BEIJING China, worried about an aging population, is
studying scrapping its controversial one-child policy but will not do away with
family-planning policies altogether, a senior official said on Thursday.
With the world's biggest population straining scarce
land, water and energy resources, China has enforced rules to restrict family
size since the 1970s. Rules vary but usually limit families to one child, or
two in the countryside.
We want incrementally to have this change,
Vice-Minister of the National Population and Family Planning Commission Zhao
Baige told reporters in Beijing.
I cannot answer at what time or how, but this has become
a big issue among decision makers, Mr. Zhao added. The attitude is to do the
studies, to consider it responsibly and to set it up systematically.

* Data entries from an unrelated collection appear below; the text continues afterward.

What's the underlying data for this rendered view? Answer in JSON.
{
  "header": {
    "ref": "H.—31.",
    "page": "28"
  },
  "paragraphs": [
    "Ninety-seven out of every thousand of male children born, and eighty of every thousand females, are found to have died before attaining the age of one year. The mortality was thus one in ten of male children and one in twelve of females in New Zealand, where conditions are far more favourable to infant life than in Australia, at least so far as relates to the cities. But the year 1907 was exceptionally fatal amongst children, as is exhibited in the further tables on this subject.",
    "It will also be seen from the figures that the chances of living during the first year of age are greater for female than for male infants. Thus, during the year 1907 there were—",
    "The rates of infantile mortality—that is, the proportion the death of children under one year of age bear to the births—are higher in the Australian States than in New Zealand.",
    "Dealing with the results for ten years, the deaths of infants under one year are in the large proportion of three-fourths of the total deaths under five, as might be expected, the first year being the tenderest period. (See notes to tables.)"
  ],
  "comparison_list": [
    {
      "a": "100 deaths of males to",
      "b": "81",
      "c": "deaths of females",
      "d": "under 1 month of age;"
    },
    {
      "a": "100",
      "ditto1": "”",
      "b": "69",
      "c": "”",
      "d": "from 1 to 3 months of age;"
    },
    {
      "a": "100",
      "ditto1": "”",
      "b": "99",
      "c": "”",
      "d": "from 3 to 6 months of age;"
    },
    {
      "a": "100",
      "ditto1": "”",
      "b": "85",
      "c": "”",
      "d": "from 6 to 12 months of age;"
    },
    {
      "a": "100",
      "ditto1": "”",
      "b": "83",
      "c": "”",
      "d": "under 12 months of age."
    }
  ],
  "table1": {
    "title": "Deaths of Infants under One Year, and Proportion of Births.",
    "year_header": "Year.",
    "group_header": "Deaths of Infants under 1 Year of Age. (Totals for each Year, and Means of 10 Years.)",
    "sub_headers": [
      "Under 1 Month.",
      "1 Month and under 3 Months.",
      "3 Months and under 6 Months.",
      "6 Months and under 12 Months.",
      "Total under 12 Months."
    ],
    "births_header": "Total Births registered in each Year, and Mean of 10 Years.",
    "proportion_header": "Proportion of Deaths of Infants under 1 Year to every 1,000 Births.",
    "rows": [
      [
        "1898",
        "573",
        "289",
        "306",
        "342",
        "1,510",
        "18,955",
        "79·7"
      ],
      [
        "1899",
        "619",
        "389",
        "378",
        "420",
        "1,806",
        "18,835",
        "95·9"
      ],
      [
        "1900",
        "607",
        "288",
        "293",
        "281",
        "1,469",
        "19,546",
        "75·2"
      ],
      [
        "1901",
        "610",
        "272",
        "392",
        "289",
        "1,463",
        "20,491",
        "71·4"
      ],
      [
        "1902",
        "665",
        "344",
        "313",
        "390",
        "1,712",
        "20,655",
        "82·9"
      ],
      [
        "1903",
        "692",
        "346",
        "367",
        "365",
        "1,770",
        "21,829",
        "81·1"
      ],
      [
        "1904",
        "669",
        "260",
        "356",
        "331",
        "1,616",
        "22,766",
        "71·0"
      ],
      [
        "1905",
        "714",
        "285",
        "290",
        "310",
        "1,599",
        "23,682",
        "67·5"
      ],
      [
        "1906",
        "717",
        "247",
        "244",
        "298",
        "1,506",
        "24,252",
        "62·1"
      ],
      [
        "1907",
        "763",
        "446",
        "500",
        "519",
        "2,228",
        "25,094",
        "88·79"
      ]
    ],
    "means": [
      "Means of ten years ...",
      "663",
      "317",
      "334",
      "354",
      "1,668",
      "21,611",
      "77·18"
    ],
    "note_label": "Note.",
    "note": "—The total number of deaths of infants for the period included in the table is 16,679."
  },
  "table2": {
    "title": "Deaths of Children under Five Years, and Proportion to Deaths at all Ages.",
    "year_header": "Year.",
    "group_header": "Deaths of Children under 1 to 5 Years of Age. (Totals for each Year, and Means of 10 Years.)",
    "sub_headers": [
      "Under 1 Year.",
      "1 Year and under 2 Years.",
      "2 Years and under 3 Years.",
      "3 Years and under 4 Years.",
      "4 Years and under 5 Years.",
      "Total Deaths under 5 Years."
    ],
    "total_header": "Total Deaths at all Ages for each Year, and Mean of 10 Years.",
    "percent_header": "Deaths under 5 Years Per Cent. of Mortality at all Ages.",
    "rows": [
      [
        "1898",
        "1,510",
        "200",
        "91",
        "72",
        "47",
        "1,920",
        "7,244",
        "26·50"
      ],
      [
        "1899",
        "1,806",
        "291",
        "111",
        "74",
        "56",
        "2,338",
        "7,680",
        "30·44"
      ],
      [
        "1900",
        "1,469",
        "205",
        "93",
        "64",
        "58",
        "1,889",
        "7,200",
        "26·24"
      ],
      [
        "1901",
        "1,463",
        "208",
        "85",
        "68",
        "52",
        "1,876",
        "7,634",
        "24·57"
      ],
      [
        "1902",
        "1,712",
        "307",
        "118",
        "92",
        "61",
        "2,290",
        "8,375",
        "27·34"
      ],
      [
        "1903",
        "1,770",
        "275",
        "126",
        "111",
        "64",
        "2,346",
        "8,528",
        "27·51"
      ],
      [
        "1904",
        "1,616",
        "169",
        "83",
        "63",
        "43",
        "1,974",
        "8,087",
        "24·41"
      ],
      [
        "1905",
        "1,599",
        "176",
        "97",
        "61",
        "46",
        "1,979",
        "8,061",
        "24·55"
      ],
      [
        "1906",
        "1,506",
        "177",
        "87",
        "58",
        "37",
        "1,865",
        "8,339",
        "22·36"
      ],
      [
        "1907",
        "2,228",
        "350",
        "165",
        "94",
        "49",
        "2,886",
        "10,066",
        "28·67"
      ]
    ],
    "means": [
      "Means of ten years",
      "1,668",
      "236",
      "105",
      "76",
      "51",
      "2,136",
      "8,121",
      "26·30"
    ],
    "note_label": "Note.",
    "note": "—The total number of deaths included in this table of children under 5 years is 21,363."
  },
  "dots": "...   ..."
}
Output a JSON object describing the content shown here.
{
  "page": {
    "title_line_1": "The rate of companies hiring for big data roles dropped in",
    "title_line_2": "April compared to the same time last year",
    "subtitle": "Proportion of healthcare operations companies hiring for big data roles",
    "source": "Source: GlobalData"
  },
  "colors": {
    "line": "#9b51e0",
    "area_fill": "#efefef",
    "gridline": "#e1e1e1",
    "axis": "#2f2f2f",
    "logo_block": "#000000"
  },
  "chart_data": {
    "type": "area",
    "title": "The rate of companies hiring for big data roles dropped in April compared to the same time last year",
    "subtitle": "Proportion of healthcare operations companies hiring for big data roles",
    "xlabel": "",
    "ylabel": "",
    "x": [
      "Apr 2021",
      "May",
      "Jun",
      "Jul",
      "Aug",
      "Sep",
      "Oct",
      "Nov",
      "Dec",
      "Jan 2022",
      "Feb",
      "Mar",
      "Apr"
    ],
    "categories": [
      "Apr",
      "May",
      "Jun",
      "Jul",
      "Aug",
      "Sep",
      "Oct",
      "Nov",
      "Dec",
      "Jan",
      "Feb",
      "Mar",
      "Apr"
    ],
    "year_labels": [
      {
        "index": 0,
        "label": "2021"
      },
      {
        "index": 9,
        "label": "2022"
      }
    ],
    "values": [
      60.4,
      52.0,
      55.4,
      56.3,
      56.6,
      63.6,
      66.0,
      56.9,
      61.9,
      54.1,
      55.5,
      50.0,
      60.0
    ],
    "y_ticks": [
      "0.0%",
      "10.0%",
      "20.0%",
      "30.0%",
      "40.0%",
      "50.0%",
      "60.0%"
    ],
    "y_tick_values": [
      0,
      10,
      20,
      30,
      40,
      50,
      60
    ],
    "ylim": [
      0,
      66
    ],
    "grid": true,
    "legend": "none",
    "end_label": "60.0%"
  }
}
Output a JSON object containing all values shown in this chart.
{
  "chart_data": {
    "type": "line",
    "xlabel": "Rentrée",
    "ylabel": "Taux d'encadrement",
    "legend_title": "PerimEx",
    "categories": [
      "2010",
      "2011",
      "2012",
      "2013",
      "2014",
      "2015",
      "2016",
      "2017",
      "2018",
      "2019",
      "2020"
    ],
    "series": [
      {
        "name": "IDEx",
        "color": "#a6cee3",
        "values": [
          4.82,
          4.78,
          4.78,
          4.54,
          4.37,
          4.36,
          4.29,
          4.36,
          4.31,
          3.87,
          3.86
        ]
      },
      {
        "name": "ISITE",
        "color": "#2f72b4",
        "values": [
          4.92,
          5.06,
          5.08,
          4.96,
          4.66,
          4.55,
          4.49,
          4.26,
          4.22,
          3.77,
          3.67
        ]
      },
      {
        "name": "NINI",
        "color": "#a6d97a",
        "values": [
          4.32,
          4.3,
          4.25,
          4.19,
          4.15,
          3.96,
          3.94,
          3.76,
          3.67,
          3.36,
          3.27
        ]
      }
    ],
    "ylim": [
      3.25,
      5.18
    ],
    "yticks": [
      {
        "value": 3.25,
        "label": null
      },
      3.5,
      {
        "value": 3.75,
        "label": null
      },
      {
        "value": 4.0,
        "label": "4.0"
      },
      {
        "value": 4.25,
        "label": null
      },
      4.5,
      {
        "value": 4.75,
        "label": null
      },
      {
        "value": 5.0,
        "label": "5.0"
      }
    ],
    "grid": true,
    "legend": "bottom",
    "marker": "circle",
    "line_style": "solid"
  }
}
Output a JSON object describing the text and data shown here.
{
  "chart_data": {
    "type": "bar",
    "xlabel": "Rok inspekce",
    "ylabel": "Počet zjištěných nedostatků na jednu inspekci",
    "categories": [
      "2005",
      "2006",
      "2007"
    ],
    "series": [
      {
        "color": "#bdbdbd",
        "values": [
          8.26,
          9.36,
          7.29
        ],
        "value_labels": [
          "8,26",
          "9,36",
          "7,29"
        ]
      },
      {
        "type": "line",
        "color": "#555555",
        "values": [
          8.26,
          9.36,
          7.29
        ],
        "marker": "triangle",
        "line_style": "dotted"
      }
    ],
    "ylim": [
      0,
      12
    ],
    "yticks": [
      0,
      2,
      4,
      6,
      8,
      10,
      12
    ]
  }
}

The average number of children that would be born to a
woman over her lifetime has decreased to 1.8 in China today, from 5.8 in the
1970s, and below the replacement rate of 2.1.
China says its policies have prevented several hundred
million births and boosted prosperity, but experts have warned of a looming
social time-bomb from an aging population and widening gender disparity
stemming from a traditional preference for boys.
Still, the government has previously expressed concern
that too many people are flouting the rules.
State media said in December that China's population
would grow to 1.5 billion people by 2033, with birth rates set to soar over the
next five years.
Officials have also cautioned that population controls
are being unravelled by the increased mobility of China's 150 million-odd migrant
workers, who travel from poor rural areas to work in more affluent eastern
cities.
China has vowed to slap heavier fines on wealthy citizens who flout family planning laws in response to the emergence of an upper class willing to pay standard fines to have more children.